When the orb first appeared people were horrified. Both the US and USSR thought it was a weapon from the other side. Almost every religion made some claim of it being proof of their beliefs, oftentimes claiming it was divine punishment. Atheists claimed it was proof no loving God could exist. People were so very apocalyptic and horrified by it, they thought of it as part of the end times, because when it was new that's really how it looked.
However, it's been long enough so that's changed. Most people have lived their entire lives in a world where the orb exists. The orb isn't that scary a concept. People know their odds of being killed by it are low and that it's not going to end the world or anything. The orb has become normal, and we've accepted that the orb is just something that kills people the same way cancer, or heart attacks, or natrual disasters, or car crashes kill people. In the nineteen eighties there were efforts to find a way to stop the orb, but it's since proven to be extremely difficult, and it's as distant and nebulous as finding a cure for cancer. When a community is struck by the orb you'll see that community in mourning, but it's not a global thing anymore.

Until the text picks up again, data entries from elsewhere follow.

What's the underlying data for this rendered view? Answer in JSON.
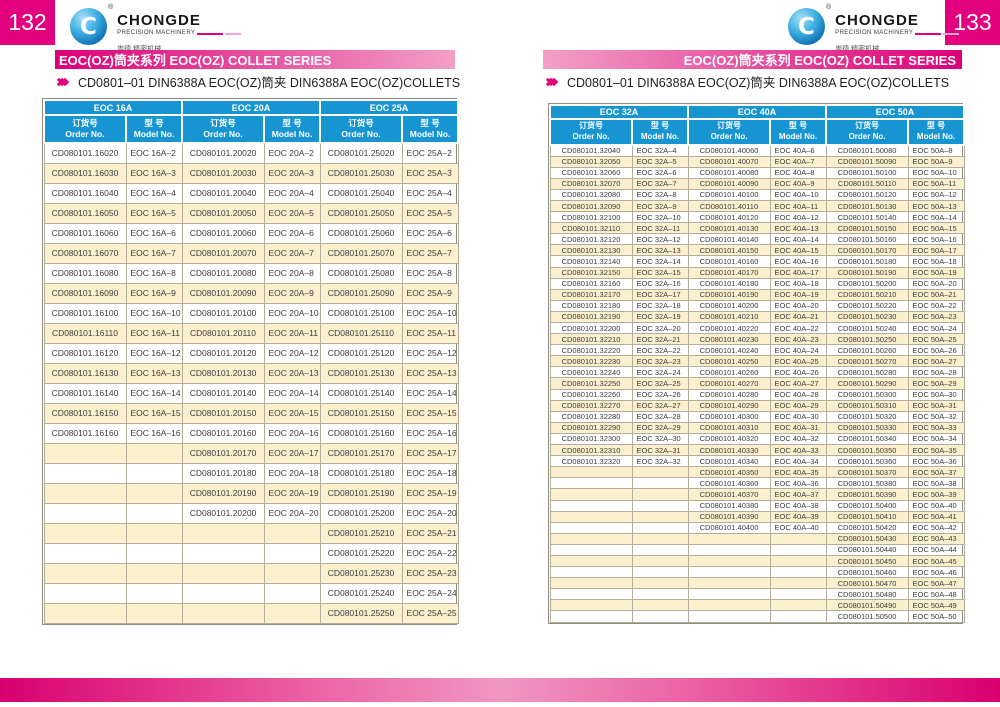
{
  "colors": {
    "magenta": "#e3007e",
    "pink_light": "#f2a0c6",
    "header_blue": "#1795d2",
    "row_cream": "#fbf0cd",
    "grid_gray": "#b3ae9c"
  },
  "logo": {
    "name": "CHONGDE",
    "registered": "®",
    "tagline": "PRECISION MACHINERY",
    "chinese": "崇德 精密机械"
  },
  "series_title": "EOC(OZ)筒夹系列  EOC(OZ) COLLET SERIES",
  "subtitle": "CD0801–01 DIN6388A EOC(OZ)筒夹 DIN6388A EOC(OZ)COLLETS",
  "col_headers": {
    "order_cn": "订货号",
    "order_en": "Order No.",
    "model_cn": "型 号",
    "model_en": "Model  No."
  },
  "pages": [
    {
      "page_number": "132",
      "groups": [
        "EOC 16A",
        "EOC 20A",
        "EOC 25A"
      ],
      "rows": [
        [
          "CD080101.16020",
          "EOC 16A–2",
          "CD080101.20020",
          "EOC 20A–2",
          "CD080101.25020",
          "EOC 25A–2"
        ],
        [
          "CD080101.16030",
          "EOC 16A–3",
          "CD080101.20030",
          "EOC 20A–3",
          "CD080101.25030",
          "EOC 25A–3"
        ],
        [
          "CD080101.16040",
          "EOC 16A–4",
          "CD080101.20040",
          "EOC 20A–4",
          "CD080101.25040",
          "EOC 25A–4"
        ],
        [
          "CD080101.16050",
          "EOC 16A–5",
          "CD080101.20050",
          "EOC 20A–5",
          "CD080101.25050",
          "EOC 25A–5"
        ],
        [
          "CD080101.16060",
          "EOC 16A–6",
          "CD080101.20060",
          "EOC 20A–6",
          "CD080101.25060",
          "EOC 25A–6"
        ],
        [
          "CD080101.16070",
          "EOC 16A–7",
          "CD080101.20070",
          "EOC 20A–7",
          "CD080101.25070",
          "EOC 25A–7"
        ],
        [
          "CD080101.16080",
          "EOC 16A–8",
          "CD080101.20080",
          "EOC 20A–8",
          "CD080101.25080",
          "EOC 25A–8"
        ],
        [
          "CD080101.16090",
          "EOC 16A–9",
          "CD080101.20090",
          "EOC 20A–9",
          "CD080101.25090",
          "EOC 25A–9"
        ],
        [
          "CD080101.16100",
          "EOC 16A–10",
          "CD080101.20100",
          "EOC 20A–10",
          "CD080101.25100",
          "EOC 25A–10"
        ],
        [
          "CD080101.16110",
          "EOC 16A–11",
          "CD080101.20110",
          "EOC 20A–11",
          "CD080101.25110",
          "EOC 25A–11"
        ],
        [
          "CD080101.16120",
          "EOC 16A–12",
          "CD080101.20120",
          "EOC 20A–12",
          "CD080101.25120",
          "EOC 25A–12"
        ],
        [
          "CD080101.16130",
          "EOC 16A–13",
          "CD080101.20130",
          "EOC 20A–13",
          "CD080101.25130",
          "EOC 25A–13"
        ],
        [
          "CD080101.16140",
          "EOC 16A–14",
          "CD080101.20140",
          "EOC 20A–14",
          "CD080101.25140",
          "EOC 25A–14"
        ],
        [
          "CD080101.16150",
          "EOC 16A–15",
          "CD080101.20150",
          "EOC 20A–15",
          "CD080101.25150",
          "EOC 25A–15"
        ],
        [
          "CD080101.16160",
          "EOC 16A–16",
          "CD080101.20160",
          "EOC 20A–16",
          "CD080101.25160",
          "EOC 25A–16"
        ],
        [
          "",
          "",
          "CD080101.20170",
          "EOC 20A–17",
          "CD080101.25170",
          "EOC 25A–17"
        ],
        [
          "",
          "",
          "CD080101.20180",
          "EOC 20A–18",
          "CD080101.25180",
          "EOC 25A–18"
        ],
        [
          "",
          "",
          "CD080101.20190",
          "EOC 20A–19",
          "CD080101.25190",
          "EOC 25A–19"
        ],
        [
          "",
          "",
          "CD080101.20200",
          "EOC 20A–20",
          "CD080101.25200",
          "EOC 25A–20"
        ],
        [
          "",
          "",
          "",
          "",
          "CD080101.25210",
          "EOC 25A–21"
        ],
        [
          "",
          "",
          "",
          "",
          "CD080101.25220",
          "EOC 25A–22"
        ],
        [
          "",
          "",
          "",
          "",
          "CD080101.25230",
          "EOC 25A–23"
        ],
        [
          "",
          "",
          "",
          "",
          "CD080101.25240",
          "EOC 25A–24"
        ],
        [
          "",
          "",
          "",
          "",
          "CD080101.25250",
          "EOC 25A–25"
        ]
      ]
    },
    {
      "page_number": "133",
      "groups": [
        "EOC 32A",
        "EOC 40A",
        "EOC 50A"
      ],
      "rows": [
        [
          "CD080101.32040",
          "EOC 32A–4",
          "CD080101.40060",
          "EOC 40A–6",
          "CD080101.50080",
          "EOC 50A–8"
        ],
        [
          "CD080101.32050",
          "EOC 32A–5",
          "CD080101.40070",
          "EOC 40A–7",
          "CD080101.50090",
          "EOC 50A–9"
        ],
        [
          "CD080101.32060",
          "EOC 32A–6",
          "CD080101.40080",
          "EOC 40A–8",
          "CD080101.50100",
          "EOC 50A–10"
        ],
        [
          "CD080101.32070",
          "EOC 32A–7",
          "CD080101.40090",
          "EOC 40A–9",
          "CD080101.50110",
          "EOC 50A–11"
        ],
        [
          "CD080101.32080",
          "EOC 32A–8",
          "CD080101.40100",
          "EOC 40A–10",
          "CD080101.50120",
          "EOC 50A–12"
        ],
        [
          "CD080101.32090",
          "EOC 32A–9",
          "CD080101.40110",
          "EOC 40A–11",
          "CD080101.50130",
          "EOC 50A–13"
        ],
        [
          "CD080101.32100",
          "EOC 32A–10",
          "CD080101.40120",
          "EOC 40A–12",
          "CD080101.50140",
          "EOC 50A–14"
        ],
        [
          "CD080101.32110",
          "EOC 32A–11",
          "CD080101.40130",
          "EOC 40A–13",
          "CD080101.50150",
          "EOC 50A–15"
        ],
        [
          "CD080101.32120",
          "EOC 32A–12",
          "CD080101.40140",
          "EOC 40A–14",
          "CD080101.50160",
          "EOC 50A–16"
        ],
        [
          "CD080101.32130",
          "EOC 32A–13",
          "CD080101.40150",
          "EOC 40A–15",
          "CD080101.50170",
          "EOC 50A–17"
        ],
        [
          "CD080101.32140",
          "EOC 32A–14",
          "CD080101.40160",
          "EOC 40A–16",
          "CD080101.50180",
          "EOC 50A–18"
        ],
        [
          "CD080101.32150",
          "EOC 32A–15",
          "CD080101.40170",
          "EOC 40A–17",
          "CD080101.50190",
          "EOC 50A–19"
        ],
        [
          "CD080101.32160",
          "EOC 32A–16",
          "CD080101.40180",
          "EOC 40A–18",
          "CD080101.50200",
          "EOC 50A–20"
        ],
        [
          "CD080101.32170",
          "EOC 32A–17",
          "CD080101.40190",
          "EOC 40A–19",
          "CD080101.50210",
          "EOC 50A–21"
        ],
        [
          "CD080101.32180",
          "EOC 32A–18",
          "CD080101.40200",
          "EOC 40A–20",
          "CD080101.50220",
          "EOC 50A–22"
        ],
        [
          "CD080101.32190",
          "EOC 32A–19",
          "CD080101.40210",
          "EOC 40A–21",
          "CD080101.50230",
          "EOC 50A–23"
        ],
        [
          "CD080101.32200",
          "EOC 32A–20",
          "CD080101.40220",
          "EOC 40A–22",
          "CD080101.50240",
          "EOC 50A–24"
        ],
        [
          "CD080101.32210",
          "EOC 32A–21",
          "CD080101.40230",
          "EOC 40A–23",
          "CD080101.50250",
          "EOC 50A–25"
        ],
        [
          "CD080101.32220",
          "EOC 32A–22",
          "CD080101.40240",
          "EOC 40A–24",
          "CD080101.50260",
          "EOC 50A–26"
        ],
        [
          "CD080101.32230",
          "EOC 32A–23",
          "CD080101.40250",
          "EOC 40A–25",
          "CD080101.50270",
          "EOC 50A–27"
        ],
        [
          "CD080101.32240",
          "EOC 32A–24",
          "CD080101.40260",
          "EOC 40A–26",
          "CD080101.50280",
          "EOC 50A–28"
        ],
        [
          "CD080101.32250",
          "EOC 32A–25",
          "CD080101.40270",
          "EOC 40A–27",
          "CD080101.50290",
          "EOC 50A–29"
        ],
        [
          "CD080101.32260",
          "EOC 32A–26",
          "CD080101.40280",
          "EOC 40A–28",
          "CD080101.50300",
          "EOC 50A–30"
        ],
        [
          "CD080101.32270",
          "EOC 32A–27",
          "CD080101.40290",
          "EOC 40A–29",
          "CD080101.50310",
          "EOC 50A–31"
        ],
        [
          "CD080101.32280",
          "EOC 32A–28",
          "CD080101.40300",
          "EOC 40A–30",
          "CD080101.50320",
          "EOC 50A–32"
        ],
        [
          "CD080101.32290",
          "EOC 32A–29",
          "CD080101.40310",
          "EOC 40A–31",
          "CD080101.50330",
          "EOC 50A–33"
        ],
        [
          "CD080101.32300",
          "EOC 32A–30",
          "CD080101.40320",
          "EOC 40A–32",
          "CD080101.50340",
          "EOC 50A–34"
        ],
        [
          "CD080101.32310",
          "EOC 32A–31",
          "CD080101.40330",
          "EOC 40A–33",
          "CD080101.50350",
          "EOC 50A–35"
        ],
        [
          "CD080101.32320",
          "EOC 32A–32",
          "CD080101.40340",
          "EOC 40A–34",
          "CD080101.50360",
          "EOC 50A–36"
        ],
        [
          "",
          "",
          "CD080101.40350",
          "EOC 40A–35",
          "CD080101.50370",
          "EOC 50A–37"
        ],
        [
          "",
          "",
          "CD080101.40360",
          "EOC 40A–36",
          "CD080101.50380",
          "EOC 50A–38"
        ],
        [
          "",
          "",
          "CD080101.40370",
          "EOC 40A–37",
          "CD080101.50390",
          "EOC 50A–39"
        ],
        [
          "",
          "",
          "CD080101.40380",
          "EOC 40A–38",
          "CD080101.50400",
          "EOC 50A–40"
        ],
        [
          "",
          "",
          "CD080101.40390",
          "EOC 40A–39",
          "CD080101.50410",
          "EOC 50A–41"
        ],
        [
          "",
          "",
          "CD080101.40400",
          "EOC 40A–40",
          "CD080101.50420",
          "EOC 50A–42"
        ],
        [
          "",
          "",
          "",
          "",
          "CD080101.50430",
          "EOC 50A–43"
        ],
        [
          "",
          "",
          "",
          "",
          "CD080101.50440",
          "EOC 50A–44"
        ],
        [
          "",
          "",
          "",
          "",
          "CD080101.50450",
          "EOC 50A–45"
        ],
        [
          "",
          "",
          "",
          "",
          "CD080101.50460",
          "EOC 50A–46"
        ],
        [
          "",
          "",
          "",
          "",
          "CD080101.50470",
          "EOC 50A–47"
        ],
        [
          "",
          "",
          "",
          "",
          "CD080101.50480",
          "EOC 50A–48"
        ],
        [
          "",
          "",
          "",
          "",
          "CD080101.50490",
          "EOC 50A–49"
        ],
        [
          "",
          "",
          "",
          "",
          "CD080101.50500",
          "EOC 50A–50"
        ]
      ]
    }
  ]
}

So people grow up learning about the orb, as part of science, like anything else. A lot of gen z remembers learning about the orb from Magic School Bus. It's just something normal. There are a few people with an orb hyperfixation, and a few cults that give the orb importance but it's not most people's concern. The orb is how we first confirmed that interdimensional objects existed and are possible. A lot of people theorize dimensional studies wouldn't exist without it, meaning without the orb we might not have thermitizers or grand drives, we might not even have a moon base without the orb. Some have even rather tastelessly claimed that the orb has saved more lives at this point than its taken with all the knowledge it's given us.
Which is why I regret to inform you, that just last week, without warning, the orb killed two people in one day. And for the past seven days it's been killing two people instead of just one. Nobody knows why.